Ma non si tratta di un semplice sportello “ricettivo”: ciò che Zonta si propone di fare, in collaborazione con l’Associazione Noi4You, è favorire le conoscenze ed eliminare alle radici qualsiasi forma di non rispetto verso l’altro sesso. Per questo si organizzano da tempo anche incontri e conferenze tematiche, tenute dalle psicologhe e aperte a tutti.
«È una realtà ben diversa dall’assistenza sociale, o dal contatto diretto con la caserma al momento della denuncia - spiega la presidente di Zonta Club Laura Tibald -. Noi facciamo soprattutto prevenzione e aiutiamo le donne in qualsiasi momento di difficoltà. Spesso interveniamo nei casi di separazione, accompagnandole nella ricerca di una nuova casa. In questo territorio di certo mancava una realtà del genere. Anche nelle grandi città come Torino gli sportelli presenti sono gestiti in modo diverso, e tante donne non ci vanno per diffidenza o paura. Abbiamo sicuramente riempito un grande vuoto».
Lo sportello è stato inaugurato sabato 9 giugno. È già in corso l’organizzazione di una conferenza con le forze dell’ordine e gli assistenti sociali locali per illustrare il funzionamento del servizio e spiegare nei dettagli a chi è possibile rivolgersi a seconda delle problematiche.
Le attività proposte dalle associazioni sono tante, e tutte volte alla tutela e al benessere della persona. Ad esempio, un corso di autostima curato dalle psicologhe, la formazione in continuo aggiornamento per le volontarie, una “accademia dell’educare”, lezioni sul rispetto di genere nelle scuole, diversi laboratori che spaziano dagli aspetti sanitari alle attività ricreative. Fino al manifesto vero e proprio dell’iniziativa, le panchine rosse sparse nei comuni contro la violenza.
«Questo permette di instaurare il clima di fiducia necessario alla buona riuscita del nostro lavoro - spiega la Tibald -. Cerchiamo di mettere a frutto tutte le esperienze accumulate. Abbiamo sperimentato, noi per la prima volta, un metodo che speriamo possa dare gemmazioni, di cui sicuramente questo sportello è già un traguardo importante. Siamo un gruppo molto battagliero».
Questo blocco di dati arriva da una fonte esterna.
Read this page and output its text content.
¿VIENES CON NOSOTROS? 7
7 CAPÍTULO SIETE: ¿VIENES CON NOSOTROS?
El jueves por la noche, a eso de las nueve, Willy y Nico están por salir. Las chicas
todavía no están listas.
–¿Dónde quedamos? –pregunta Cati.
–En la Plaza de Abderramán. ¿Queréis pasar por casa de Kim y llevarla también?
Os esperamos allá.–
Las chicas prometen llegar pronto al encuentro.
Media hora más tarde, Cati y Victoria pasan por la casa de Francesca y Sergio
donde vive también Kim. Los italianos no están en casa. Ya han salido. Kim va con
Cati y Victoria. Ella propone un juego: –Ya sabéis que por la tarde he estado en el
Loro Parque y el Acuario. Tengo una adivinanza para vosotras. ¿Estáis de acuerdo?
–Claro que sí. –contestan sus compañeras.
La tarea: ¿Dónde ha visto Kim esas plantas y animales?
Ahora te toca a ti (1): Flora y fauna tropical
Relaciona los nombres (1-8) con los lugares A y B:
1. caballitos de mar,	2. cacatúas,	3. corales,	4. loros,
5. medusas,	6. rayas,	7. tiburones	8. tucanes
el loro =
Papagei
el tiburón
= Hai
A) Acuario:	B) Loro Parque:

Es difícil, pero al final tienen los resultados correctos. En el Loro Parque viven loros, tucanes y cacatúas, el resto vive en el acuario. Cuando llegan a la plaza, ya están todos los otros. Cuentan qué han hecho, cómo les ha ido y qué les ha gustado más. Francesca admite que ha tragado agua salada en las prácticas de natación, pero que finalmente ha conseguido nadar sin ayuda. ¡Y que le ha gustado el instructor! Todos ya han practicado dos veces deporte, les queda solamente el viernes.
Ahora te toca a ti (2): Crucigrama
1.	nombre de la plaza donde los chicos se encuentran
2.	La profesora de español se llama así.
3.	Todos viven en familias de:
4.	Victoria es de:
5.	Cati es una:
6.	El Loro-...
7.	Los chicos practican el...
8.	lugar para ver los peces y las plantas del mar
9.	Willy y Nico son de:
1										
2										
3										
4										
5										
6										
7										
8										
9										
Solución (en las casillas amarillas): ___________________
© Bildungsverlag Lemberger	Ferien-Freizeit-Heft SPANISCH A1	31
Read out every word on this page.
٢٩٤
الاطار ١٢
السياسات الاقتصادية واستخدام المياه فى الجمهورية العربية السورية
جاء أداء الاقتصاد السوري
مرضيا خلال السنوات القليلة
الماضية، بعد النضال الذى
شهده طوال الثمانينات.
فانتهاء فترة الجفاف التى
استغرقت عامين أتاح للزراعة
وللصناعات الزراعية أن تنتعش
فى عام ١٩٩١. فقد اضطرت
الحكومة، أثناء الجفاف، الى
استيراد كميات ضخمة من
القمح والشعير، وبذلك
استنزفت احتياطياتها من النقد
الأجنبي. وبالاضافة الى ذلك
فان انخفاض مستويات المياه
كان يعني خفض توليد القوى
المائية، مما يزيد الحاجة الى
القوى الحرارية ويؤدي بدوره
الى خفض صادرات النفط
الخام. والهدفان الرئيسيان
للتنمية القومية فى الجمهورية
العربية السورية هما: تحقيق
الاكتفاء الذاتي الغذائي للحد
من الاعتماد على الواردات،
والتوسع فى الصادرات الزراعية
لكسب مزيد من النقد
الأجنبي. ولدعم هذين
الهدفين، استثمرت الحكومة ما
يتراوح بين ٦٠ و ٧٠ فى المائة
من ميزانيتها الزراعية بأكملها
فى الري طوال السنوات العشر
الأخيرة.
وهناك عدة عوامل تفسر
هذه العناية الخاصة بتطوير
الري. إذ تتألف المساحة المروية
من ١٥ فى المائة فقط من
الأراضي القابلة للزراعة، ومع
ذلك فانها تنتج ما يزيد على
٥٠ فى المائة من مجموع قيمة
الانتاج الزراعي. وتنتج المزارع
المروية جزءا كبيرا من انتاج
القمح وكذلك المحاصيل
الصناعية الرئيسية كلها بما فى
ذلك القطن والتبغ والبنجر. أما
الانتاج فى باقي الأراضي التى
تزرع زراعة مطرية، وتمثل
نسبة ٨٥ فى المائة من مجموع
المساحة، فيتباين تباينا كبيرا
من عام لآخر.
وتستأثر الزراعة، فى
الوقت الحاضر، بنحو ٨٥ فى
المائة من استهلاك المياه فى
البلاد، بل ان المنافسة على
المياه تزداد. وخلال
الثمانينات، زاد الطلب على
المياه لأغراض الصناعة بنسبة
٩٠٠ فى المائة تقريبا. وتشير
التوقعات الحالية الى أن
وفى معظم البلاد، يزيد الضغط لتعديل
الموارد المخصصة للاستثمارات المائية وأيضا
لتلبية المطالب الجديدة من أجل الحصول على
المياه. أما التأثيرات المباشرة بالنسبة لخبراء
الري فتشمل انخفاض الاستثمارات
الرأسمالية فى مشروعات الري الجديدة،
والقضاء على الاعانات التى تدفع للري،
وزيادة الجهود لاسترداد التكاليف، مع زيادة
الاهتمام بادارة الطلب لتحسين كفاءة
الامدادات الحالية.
Lo sportello di ascolto è stato pensato per “le negate nella loro realtà”, con l’intento di costruire un futuro diverso per loro e per tutti, promuovere e sostenere l’autonomia culturale e professionale, accrescere la partecipazione femminile alla vita pubblica.
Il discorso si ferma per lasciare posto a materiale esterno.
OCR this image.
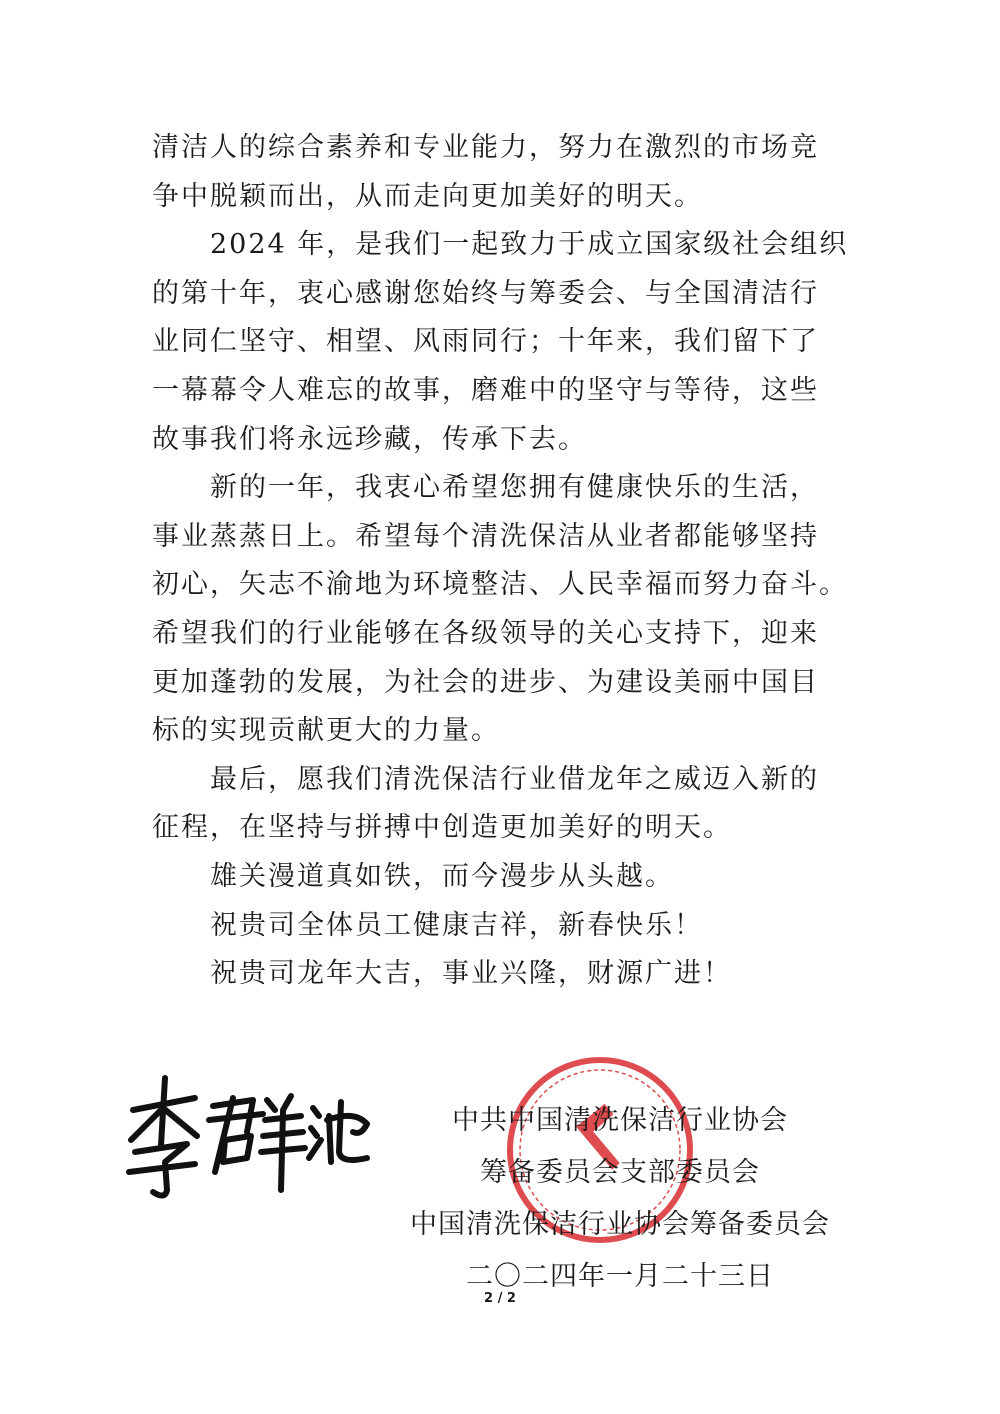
清洁人的综合素养和专业能力，努力在激烈的市场竞
争中脱颖而出，从而走向更加美好的明天。

2024 年，是我们一起致力于成立国家级社会组织
的第十年，衷心感谢您始终与筹委会、与全国清洁行
业同仁坚守、相望、风雨同行；十年来，我们留下了
一幕幕令人难忘的故事，磨难中的坚守与等待，这些
故事我们将永远珍藏，传承下去。

新的一年，我衷心希望您拥有健康快乐的生活，
事业蒸蒸日上。希望每个清洗保洁从业者都能够坚持
初心，矢志不渝地为环境整洁、人民幸福而努力奋斗。
希望我们的行业能够在各级领导的关心支持下，迎来
更加蓬勃的发展，为社会的进步、为建设美丽中国目
标的实现贡献更大的力量。

最后，愿我们清洗保洁行业借龙年之威迈入新的
征程，在坚持与拼搏中创造更加美好的明天。

雄关漫道真如铁，而今漫步从头越。

祝贵司全体员工健康吉祥，新春快乐！

祝贵司龙年大吉，事业兴隆，财源广进！

中共中国清洗保洁行业协会
筹备委员会支部委员会
中国清洗保洁行业协会筹备委员会
二〇二四年一月二十三日
2 / 2
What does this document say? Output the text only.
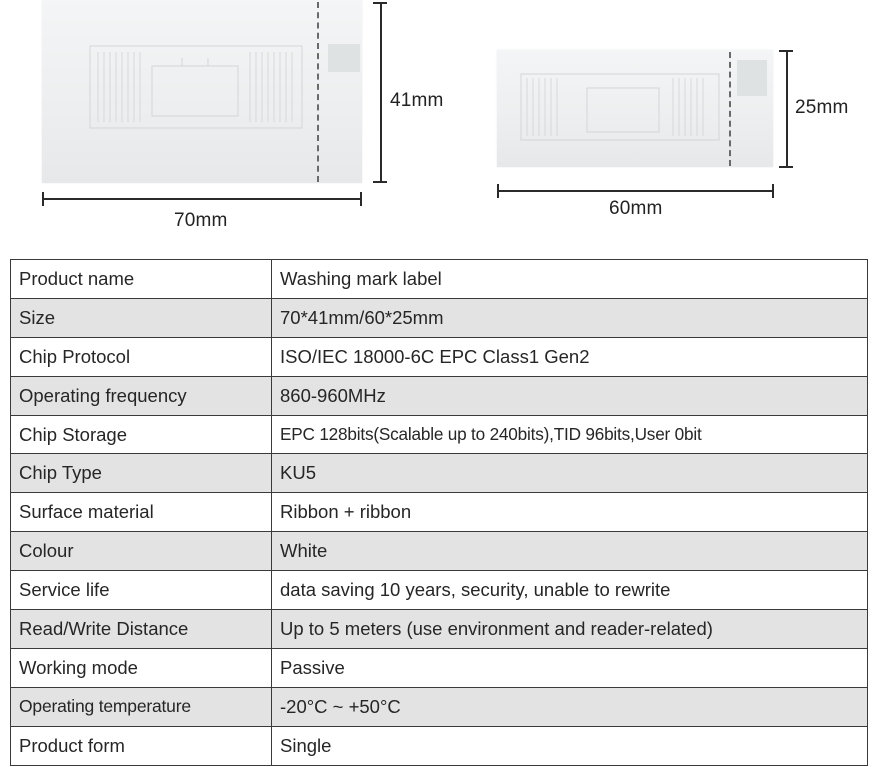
41mm
70mm
25mm
60mm
Product name	Washing mark label
Size	70*41mm/60*25mm
Chip Protocol	ISO/IEC 18000-6C EPC Class1 Gen2
Operating frequency	860-960MHz
Chip Storage	EPC 128bits(Scalable up to 240bits),TID 96bits,User 0bit
Chip Type	KU5
Surface material	Ribbon + ribbon
Colour	White
Service life	data saving 10 years, security, unable to rewrite
Read/Write Distance	Up to 5 meters (use environment and reader-related)
Working mode	Passive
Operating temperature	-20°C ~ +50°C
Product form	Single
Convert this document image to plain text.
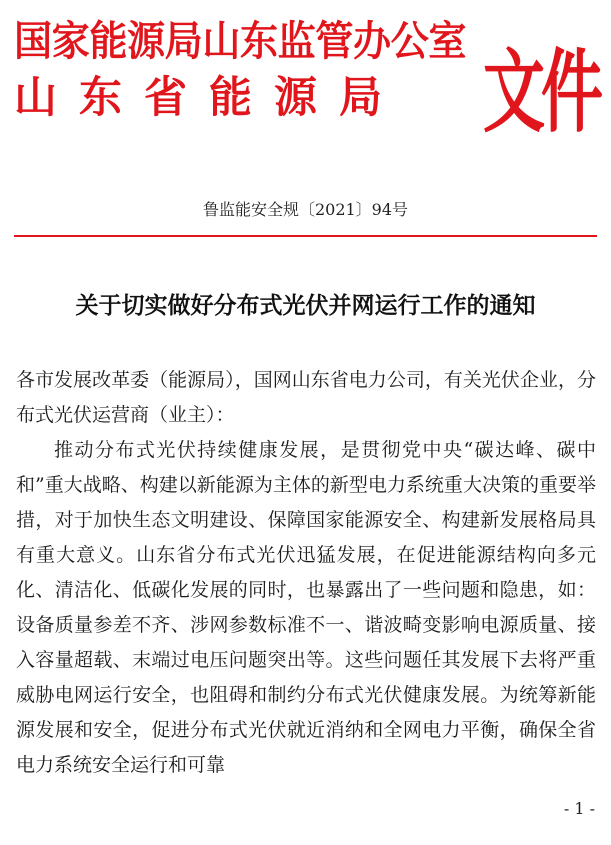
国家能源局山东监管办公室
山东省能源局 文件
鲁监能安全规〔2021〕94号
关于切实做好分布式光伏并网运行工作的通知

各市发展改革委（能源局），国网山东省电力公司，有关光伏企业，分布式光伏运营商（业主）：

推动分布式光伏持续健康发展，是贯彻党中央“碳达峰、碳中和”重大战略、构建以新能源为主体的新型电力系统重大决策的重要举措，对于加快生态文明建设、保障国家能源安全、构建新发展格局具有重大意义。山东省分布式光伏迅猛发展，在促进能源结构向多元化、清洁化、低碳化发展的同时，也暴露出了一些问题和隐患，如：设备质量参差不齐、涉网参数标准不一、谐波畸变影响电源质量、接入容量超载、末端过电压问题突出等。这些问题任其发展下去将严重威胁电网运行安全，也阻碍和制约分布式光伏健康发展。为统筹新能源发展和安全，促进分布式光伏就近消纳和全网电力平衡，确保全省电力系统安全运行和可靠

- 1 -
Ogni utente è sempre seguito da due volontarie, con reperibilità telefonica 24 ore su 24. Gli orari di apertura saranno il martedì ore 15-17; il sabato ore 11-13 e 15-17.
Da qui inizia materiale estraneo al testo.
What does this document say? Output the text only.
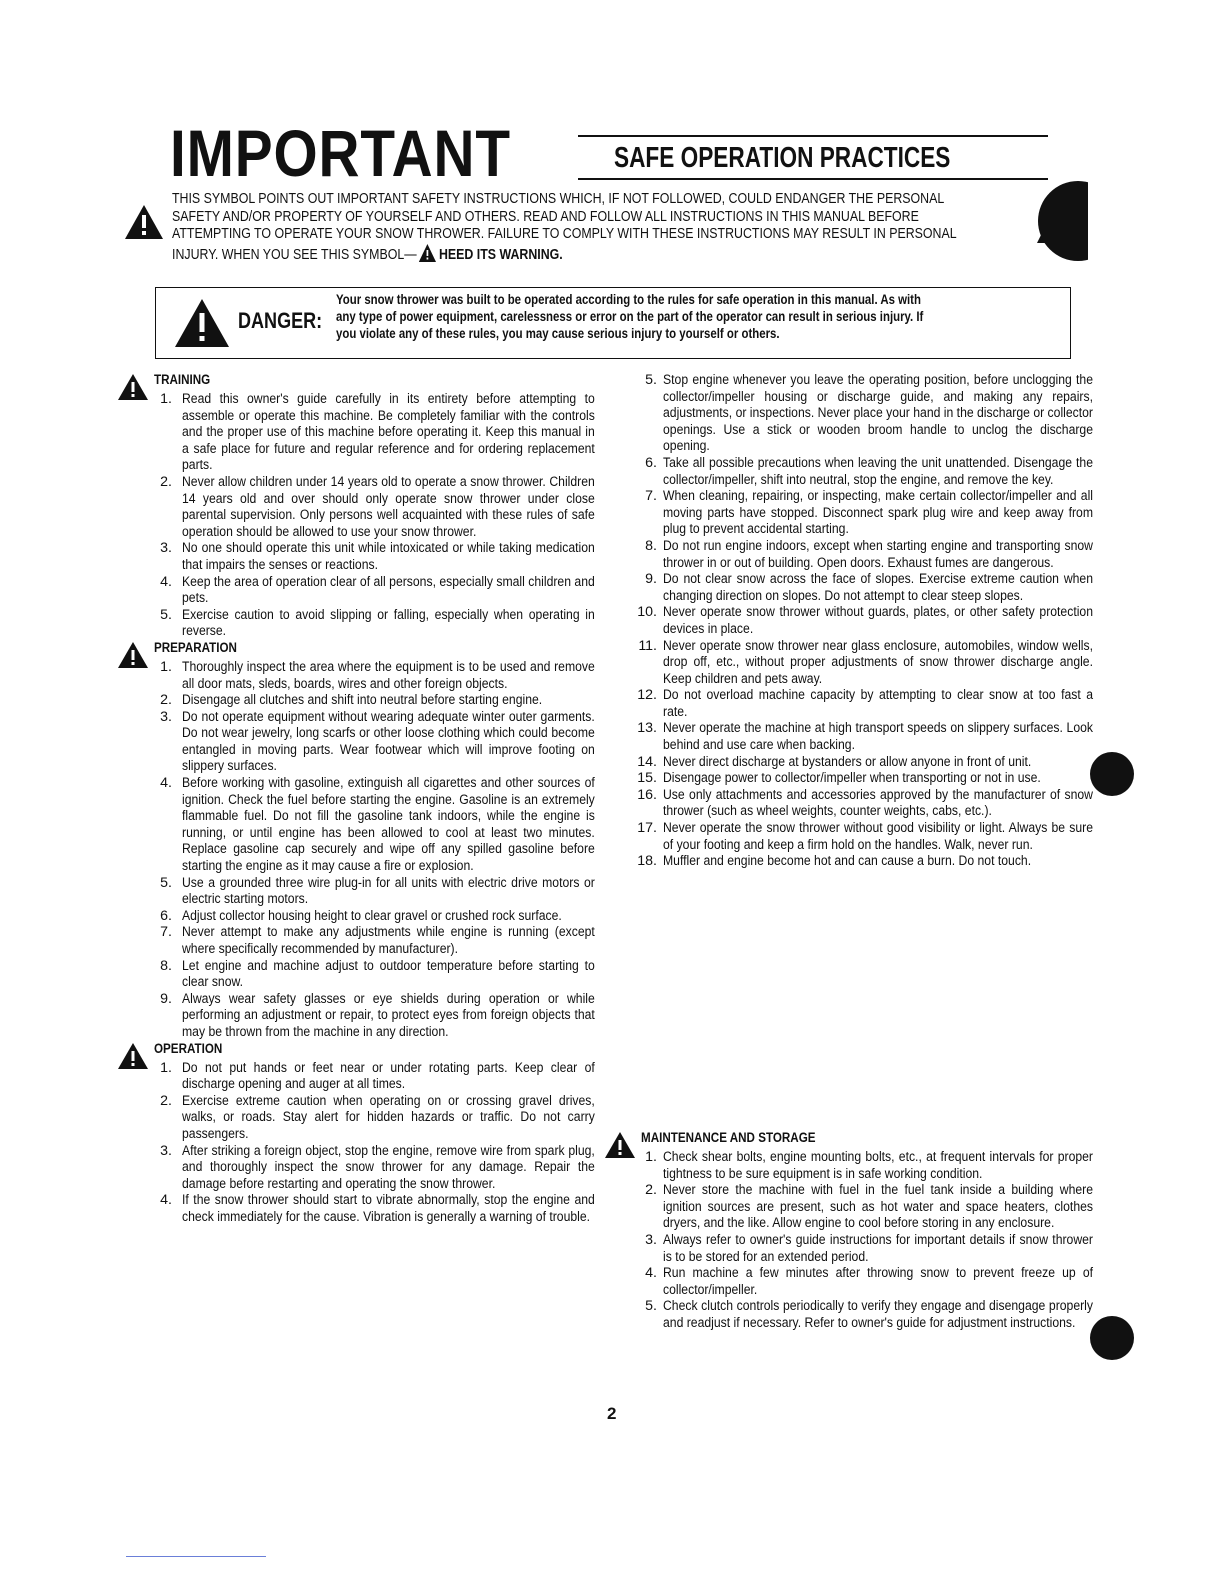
IMPORTANT	SAFE OPERATION PRACTICES
THIS SYMBOL POINTS OUT IMPORTANT SAFETY INSTRUCTIONS WHICH, IF NOT FOLLOWED, COULD ENDANGER THE PERSONAL
SAFETY AND/OR PROPERTY OF YOURSELF AND OTHERS. READ AND FOLLOW ALL INSTRUCTIONS IN THIS MANUAL BEFORE
ATTEMPTING TO OPERATE YOUR SNOW THROWER. FAILURE TO COMPLY WITH THESE INSTRUCTIONS MAY RESULT IN PERSONAL
INJURY. WHEN YOU SEE THIS SYMBOL— HEED ITS WARNING.
DANGER:
Your snow thrower was built to be operated according to the rules for safe operation in this manual. As with
any type of power equipment, carelessness or error on the part of the operator can result in serious injury. If
you violate any of these rules, you may cause serious injury to yourself or others.
TRAINING
1. Read this owner's guide carefully in its entirety before attempting to assemble or operate this machine. Be completely familiar with the controls and the proper use of this machine before operating it. Keep this manual in a safe place for future and regular reference and for ordering replacement parts.
2. Never allow children under 14 years old to operate a snow thrower. Children 14 years old and over should only operate snow thrower under close parental supervision. Only persons well acquainted with these rules of safe operation should be allowed to use your snow thrower.
3. No one should operate this unit while intoxicated or while taking medication that impairs the senses or reactions.
4. Keep the area of operation clear of all persons, especially small children and pets.
5. Exercise caution to avoid slipping or falling, especially when operating in reverse.
PREPARATION
1. Thoroughly inspect the area where the equipment is to be used and remove all door mats, sleds, boards, wires and other foreign objects.
2. Disengage all clutches and shift into neutral before starting engine.
3. Do not operate equipment without wearing adequate winter outer garments. Do not wear jewelry, long scarfs or other loose clothing which could become entangled in moving parts. Wear footwear which will improve footing on slippery surfaces.
4. Before working with gasoline, extinguish all cigarettes and other sources of ignition. Check the fuel before starting the engine. Gasoline is an extremely flammable fuel. Do not fill the gasoline tank indoors, while the engine is running, or until engine has been allowed to cool at least two minutes. Replace gasoline cap securely and wipe off any spilled gasoline before starting the engine as it may cause a fire or explosion.
5. Use a grounded three wire plug-in for all units with electric drive motors or electric starting motors.
6. Adjust collector housing height to clear gravel or crushed rock surface.
7. Never attempt to make any adjustments while engine is running (except where specifically recommended by manufacturer).
8. Let engine and machine adjust to outdoor temperature before starting to clear snow.
9. Always wear safety glasses or eye shields during operation or while performing an adjustment or repair, to protect eyes from foreign objects that may be thrown from the machine in any direction.
OPERATION
1. Do not put hands or feet near or under rotating parts. Keep clear of discharge opening and auger at all times.
2. Exercise extreme caution when operating on or crossing gravel drives, walks, or roads. Stay alert for hidden hazards or traffic. Do not carry passengers.
3. After striking a foreign object, stop the engine, remove wire from spark plug, and thoroughly inspect the snow thrower for any damage. Repair the damage before restarting and operating the snow thrower.
4. If the snow thrower should start to vibrate abnormally, stop the engine and check immediately for the cause. Vibration is generally a warning of trouble.
5. Stop engine whenever you leave the operating position, before unclogging the collector/impeller housing or discharge guide, and making any repairs, adjustments, or inspections. Never place your hand in the discharge or collector openings. Use a stick or wooden broom handle to unclog the discharge opening.
6. Take all possible precautions when leaving the unit unattended. Disengage the collector/impeller, shift into neutral, stop the engine, and remove the key.
7. When cleaning, repairing, or inspecting, make certain collector/impeller and all moving parts have stopped. Disconnect spark plug wire and keep away from plug to prevent accidental starting.
8. Do not run engine indoors, except when starting engine and transporting snow thrower in or out of building. Open doors. Exhaust fumes are dangerous.
9. Do not clear snow across the face of slopes. Exercise extreme caution when changing direction on slopes. Do not attempt to clear steep slopes.
10. Never operate snow thrower without guards, plates, or other safety protection devices in place.
11. Never operate snow thrower near glass enclosure, automobiles, window wells, drop off, etc., without proper adjustments of snow thrower discharge angle. Keep children and pets away.
12. Do not overload machine capacity by attempting to clear snow at too fast a rate.
13. Never operate the machine at high transport speeds on slippery surfaces. Look behind and use care when backing.
14. Never direct discharge at bystanders or allow anyone in front of unit.
15. Disengage power to collector/impeller when transporting or not in use.
16. Use only attachments and accessories approved by the manufacturer of snow thrower (such as wheel weights, counter weights, cabs, etc.).
17. Never operate the snow thrower without good visibility or light. Always be sure of your footing and keep a firm hold on the handles. Walk, never run.
18. Muffler and engine become hot and can cause a burn. Do not touch.
MAINTENANCE AND STORAGE
1. Check shear bolts, engine mounting bolts, etc., at frequent intervals for proper tightness to be sure equipment is in safe working condition.
2. Never store the machine with fuel in the fuel tank inside a building where ignition sources are present, such as hot water and space heaters, clothes dryers, and the like. Allow engine to cool before storing in any enclosure.
3. Always refer to owner's guide instructions for important details if snow thrower is to be stored for an extended period.
4. Run machine a few minutes after throwing snow to prevent freeze up of collector/impeller.
5. Check clutch controls periodically to verify they engage and disengage properly and readjust if necessary. Refer to owner's guide for adjustment instructions.
2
«Auspichiamo che questo nuovo sportello possa essere poi collegato alla rete regionale - ha commentato l’assessore regionale alle pari opportunità della regione Piemonte Monica Cerutti, presente all’inaugurazione -. Il nostro obiettivo, per tutti i centri antiviolenza, è quello di aumentare la capillarità e, con questa, l’emersione rispetto alla violenza di genere, molto più diffusa di quanto viene comunicato. Serve un’attività competente, con personale formato, e questo centro possiede tutte queste caratteristiche. Speriamo che in futuro possano nascere nuovi punti accreditati, seguendo questa scia».